Quarante-huit ans après son assassinat, la mémoire d’Ahmed Abdallah Ali Soilihi reste profondément ancrée dans la conscience collective comorienne. Comme chaque année, les cérémonies de commémoration organisées à Shuani, son village natal, puis à Ntsudjini, ont réuni de nombreux citoyens venus rendre hommage à celui que beaucoup considèrent encore comme le père de la révolution comorienne.
À Shuani, où repose le Mongozi, la cérémonie du 29 mai s’est déroulée dans un climat de recueillement et de prière. Anciens compagnons de route, responsables politiques, élus locaux et simples citoyens se sont retrouvés pour évoquer l’héritage laissé par l’ancien chef de l’État, renversé puis assassiné en 1978 par des mercenaires dirigés par Bob Denard.
Les différents intervenants ont insisté sur une dimension souvent méconnue d’Ali Soilihi : sa foi religieuse. Le doyen de la faculté Imamou Chafioun, Dr Toihir Ibrahim Mmoisi, a rappelé que les œuvres laissées par le Mongozi continuent de témoigner de son passage. Il a notamment cité les infrastructures construites sous sa présidence, les mudirias devenues aujourd’hui des collèges, ainsi que les routes réalisées durant son mandat.
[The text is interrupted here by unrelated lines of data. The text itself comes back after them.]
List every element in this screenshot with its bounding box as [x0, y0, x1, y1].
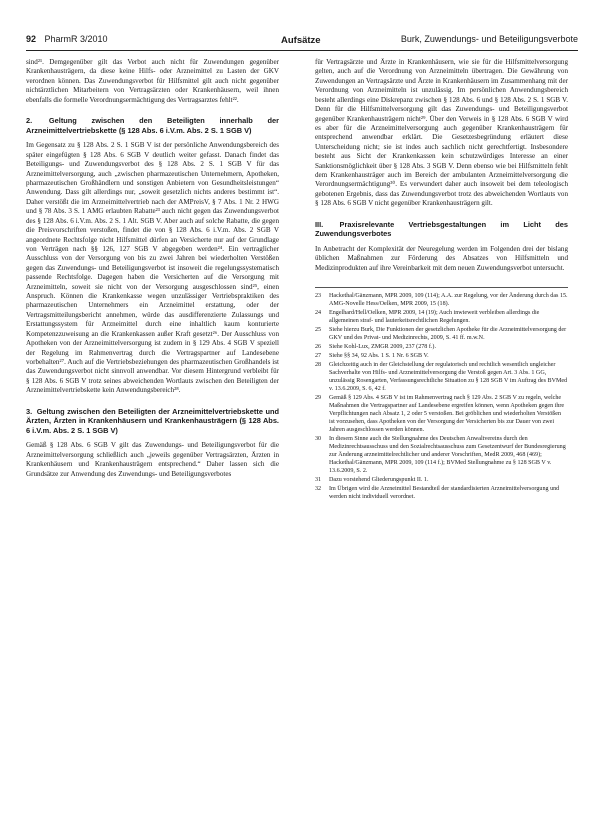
- footnote-number: 28: [315, 362, 322, 369]
- footnote-text: Siehe hierzu Burk, Die Funktionen der gesetzlichen Apotheke für die Arzneimittelversorgung der GKV und des Privat- und Medizinrechts, 2009, S. 41 ff. m.w.N.: [329, 327, 567, 342]
- footnote: [315, 343, 568, 351]
- footnote-text: Siehe Kohl-Lux, ZMGR 2009, 237 (278 f.).: [329, 344, 436, 351]
- section-number: III.: [315, 219, 324, 229]
- footnote: [315, 361, 568, 393]
- section-heading-text: Geltung zwischen den Beteiligten der Arzneimittelvertriebskette und Ärzten, Ärzten in Krankenhäusern und Krankenhausträgern (§ 128 Abs. 6 i.V.m. Abs. 2 S. 1 SGB V): [26, 406, 279, 435]
- paragraph: In Anbetracht der Komplexität der Neuregelung werden im Folgenden drei der bislang üblichen Maßnahmen zur Förderung des Absatzes von Hilfsmitteln und Medizinprodukten auf ihre Vereinbarkeit mit dem neuen Zuwendungsverbot untersucht.: [315, 244, 568, 272]
- footnote-text: Im Übrigen wird die Arzneimittel Bestandteil der standardisierten Arzneimittelversorgung und werden nicht individuell verordnet.: [329, 486, 560, 501]
- page-header: [26, 32, 578, 48]
- section-heading: [26, 116, 279, 135]
- footnote-number: 24: [315, 310, 322, 317]
- footnote: [315, 292, 568, 308]
- section-heading: [315, 220, 568, 239]
- running-title: Burk, Zuwendungs- und Beteiligungsverbote: [400, 34, 578, 44]
- section-heading: [26, 407, 279, 436]
- footnote: [315, 309, 568, 325]
- footnote-number: 27: [315, 353, 322, 360]
- footnotes: [315, 287, 568, 501]
- journal-name: PharmR 3/2010: [44, 34, 108, 44]
- page-number: 92: [26, 34, 37, 44]
- paragraph: für Vertragsärzte und Ärzte in Krankenhäusern, wie sie für die Hilfsmittelversorgung gelten, auch auf die Verordnung von Arzneimitteln übertragen. Die Gewährung von Zuwendungen an Vertragsärzte und Ärzte in Krankenhäusern im Zusammenhang mit der Verordnung von Arzneimitteln ist unzulässig. Im persönlichen Anwendungsbereich besteht allerdings eine Diskrepanz zwischen § 128 Abs. 6 und § 128 Abs. 2 S. 1 SGB V. Denn für die Hilfsmittelversorgung gilt das Zuwendungs- und Beteiligungsverbot gegenüber Krankenhausträgern nicht²⁹. Über den Verweis in § 128 Abs. 6 SGB V wird es aber für die Arzneimittelversorgung auch gegenüber Krankenhausträgern für entsprechend anwendbar erklärt. Die Gesetzesbegründung erläutert diese Unterscheidung nicht; sie ist indes auch sachlich nicht gerechtfertigt. Insbesondere besteht aus Sicht der Krankenkassen kein schutzwürdiges Interesse an einer Sanktionsmöglichkeit über § 128 Abs. 3 SGB V. Denn ebenso wie bei Hilfsmitteln fehlt dem Krankenhausträger auch im Bereich der ambulanten Arzneimittelversorgung die Verordnungsermächtigung³⁰. Es verwundert daher auch insoweit bei dem teleologisch gebotenen Ergebnis, dass das Zuwendungsverbot trotz des abweichenden Wortlauts von § 128 Abs. 6 SGB V nicht gegenüber Krankenhausträgern gilt.: [315, 58, 568, 208]
- section-heading-text: Praxisrelevante Vertriebsgestaltungen im Licht des Zuwendungsverbotes: [315, 219, 569, 239]
- paragraph: Im Gegensatz zu § 128 Abs. 2 S. 1 SGB V ist der persönliche Anwendungsbereich des später eingefügten § 128 Abs. 6 SGB V deutlich weiter gefasst. Danach findet das Beteiligungs- und Zuwendungsverbot des § 128 Abs. 2 S. 1 SGB V für das Arzneimittelversorgung, auch „zwischen pharmazeutischen Unternehmern, Apotheken, pharmazeutischen Großhändlern und sonstigen Anbietern von Gesundheitsleistungen“ Anwendung. Dass gilt allerdings nur, „soweit gesetzlich nichts anderes bestimmt ist“. Daher verstößt die im Arzneimittelvertrieb nach der AMPreisV, § 7 Abs. 1 Nr. 2 HWG und § 78 Abs. 3 S. 1 AMG erlaubten Rabatte²³ auch nicht gegen das Zuwendungsverbot des § 128 Abs. 6 i.V.m. Abs. 2 S. 1 Alt. SGB V. Aber auch auf solche Rabatte, die gegen die Preisvorschriften verstoßen, findet die von § 128 Abs. 6 i.V.m. Abs. 2 SGB V angeordnete Rechtsfolge nicht Hilfsmittel dürfen an Versicherte nur auf der Grundlage von Verträgen nach §§ 126, 127 SGB V abgegeben werden²⁴. Ein vertraglicher Ausschluss von der Versorgung von bis zu zwei Jahren bei wiederholten Verstößen gegen das Zuwendungs- und Beteiligungsverbot ist insoweit die regelungssystematisch passende Rechtsfolge. Dagegen haben die Versicherten auf die Versorgung mit Arzneimitteln, soweit sie nicht von der Versorgung ausgeschlossen sind²⁵, einen Anspruch. Können die Krankenkasse wegen unzulässiger Vertriebspraktiken des pharmazeutischen Unternehmers ein Arzneimittel erstattung, oder der Vertragsmitteilungsbericht annehmen, würde das ausdifferenzierte Zulassungs und Erstattungssystem für Arzneimittel durch eine inhaltlich kaum konturierte Kompetenzzuweisung an die Krankenkassen außer Kraft gesetzt²⁶. Der Ausschluss von Apotheken von der Arzneimittelversorgung ist zudem in § 129 Abs. 4 SGB V speziell der Regelung im Rahmenvertrag durch die Vertragspartner auf Landesebene vorbehalten²⁷. Auch auf die Vertriebsbeziehungen des pharmazeutischen Großhandels ist das Zuwendungsverbot nicht sinnvoll anwendbar. Vor diesem Hintergrund verbleibt für § 128 Abs. 6 SGB V trotz seines abweichenden Wortlauts zwischen den Beteiligten der Arzneimittelvertriebskette kein Anwendungsbereich²⁸.: [26, 141, 279, 395]
- footnote: [315, 435, 568, 475]
- footnote-number: 30: [315, 436, 322, 443]
- footnote-number: 23: [315, 293, 322, 300]
- footnote-text: Gleichzeitig auch in der Gleichstellung der regulatorisch und rechtlich wesentlich ungleicher Sachverhalte von Hilfs- und Arzneimittelversorgung die Verstoß gegen Art. 3 Abs. 1 GG, unzulässig Rosengarten, Verfassungsrechtliche Situation zu § 128 SGB V im Auftrag des BVMed v. 13.6.2009, S. 6, 42 f.: [329, 362, 568, 393]
- footnote-text: Siehe §§ 34, 92 Abs. 1 S. 1 Nr. 6 SGB V.: [329, 353, 429, 360]
- footnote: [315, 394, 568, 434]
- footnote-number: 31: [315, 477, 322, 484]
- footnote-number: 32: [315, 486, 322, 493]
- footnote-text: Engelhard/Hell/Oelken, MPR 2009, 14 (19); Auch inwieweit verbleiben allerdings die allgemeinen straf- und lauterkeitsrechtlichen Regelungen.: [329, 310, 540, 325]
- footnote-text: Gemäß § 129 Abs. 4 SGB V ist im Rahmenvertrag nach § 129 Abs. 2 SGB V zu regeln, welche Maßnahmen die Vertragspartner auf Landesebene ergreifen können, wenn Apotheken gegen ihre Verpflichtungen nach Absatz 1, 2 oder 5 verstoßen. Bei gröblichen und wiederholten Verstößen ist vorzusehen, dass Apotheken von der Versorgung der Versicherten bis zur Dauer von zwei Jahren ausgeschlossen werden können.: [329, 395, 565, 434]
- section-number: 2.: [26, 116, 33, 126]
- right-column: [315, 58, 568, 502]
- footnote-number: 29: [315, 395, 322, 402]
- section-number: 3.: [26, 406, 33, 416]
- footnote: [315, 326, 568, 342]
- footnote-text: Dazu vorstehend Gliederungspunkt II. 1.: [329, 477, 429, 484]
- footnote: [315, 476, 568, 484]
- paragraph: Gemäß § 128 Abs. 6 SGB V gilt das Zuwendungs- und Beteiligungsverbot für die Arzneimittelversorgung schließlich auch „jeweils gegenüber Vertragsärzten, Ärzten in Krankenhäusern und Krankenhausträgern entsprechend.“ Daher lassen sich die Grundsätze zur Anwendung des Zuwendungs- und Beteiligungsverbotes: [26, 441, 279, 478]
- footnote-number: 26: [315, 344, 322, 351]
- footnote-text: In diesem Sinne auch die Stellungnahme des Deutschen Anwaltvereins durch den Medizinrechtsausschuss und den Sozialrechtsausschuss zum Gesetzentwurf der Bundesregierung zur Änderung arzneimittelrechtlicher und anderer Vorschriften, MedR 2009, 468 (469); Hackethal/Gänzmann, MPR 2009, 109 (114 f.); BVMed Stellungnahme zu § 128 SGB V v. 13.6.2009, S. 2.: [329, 436, 566, 475]
- header-rule: [26, 50, 578, 51]
- paragraph: sind²¹. Demgegenüber gilt das Verbot auch nicht für Zuwendungen gegenüber Krankenhausträgern, da diese keine Hilfs- oder Arzneimittel zu Lasten der GKV verordnen können. Das Zuwendungsverbot für Hilfsmittel gilt auch nicht gegenüber nichtärztlichen Mitarbeitern von Vertragsärzten oder Krankenhäusern, weil ihnen ebenfalls die formelle Verordnungsermächtigung des Vertragsarztes fehlt²².: [26, 58, 279, 104]
- section-title: Aufsätze: [281, 35, 321, 46]
- footnote-number: 25: [315, 327, 322, 334]
- footnote: [315, 352, 568, 360]
- section-heading-text: Geltung zwischen den Beteiligten innerhalb der Arzneimittelvertriebskette (§ 128 Abs. 6 i.V.m. Abs. 2 S. 1 SGB V): [26, 116, 279, 135]
- footnote: [315, 485, 568, 501]
- header-left: [26, 34, 108, 44]
- left-column: [26, 58, 279, 479]
- footnote-text: Hackethal/Gänzmann, MPR 2009, 109 (114); A.A. zur Regelung, vor der Änderung durch das 15. AMG-Novelle Hess/Oelken, MPR 2009, 15 (18).: [329, 293, 568, 308]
Plusieurs orateurs ont également défendu l’idée que le combat politique d’Ali Soilihi trouvait ses racines dans des principes inspirés de l’islam. Son ancien collaborateur, Foundi Mohamed Mzé, a notamment raconté comment il avait découvert, lors de sa première rencontre avec lui, un Coran posé à côté de l’ouvrage « Le Capital » de Karl Marx. Selon lui, si certaines orientations économiques du régime pouvaient s’inspirer du marxisme, l’action quotidienne du président restait profondément guidée par des valeurs religieuses.
Au-delà du souvenir du dirigeant, les cérémonies de Shuani et de Ntsudjini ont surtout été l’occasion de rappeler les idéaux qu’il portait : la lutte contre l’ignorance, la promotion de l’éducation, la décentralisation, le développement agricole et l’autonomie économique du pays.
Si Shuani demeure le lieu symbolique où repose le Mongozi, Ntsudjini s’impose également comme un espace important de transmission de son héritage politique et intellectuel. Chaque année, ces deux localités deviennent ainsi les points de convergence des militants, sympathisants et citoyens qui refusent de voir disparaître la mémoire d’un homme qui continue, près d’un demi-siècle après sa mort, à nourrir les débats sur l’avenir des Comores.
Quarante-huit ans après sa disparition, Ali Soilihi continue ainsi de diviser, d’inspirer ou de faire réfléchir. Mais une chose demeure incontestable : de Shuani à Ntsudjini, son nom reste l’un des plus marquants de l’histoire politique comorienne contemporaine.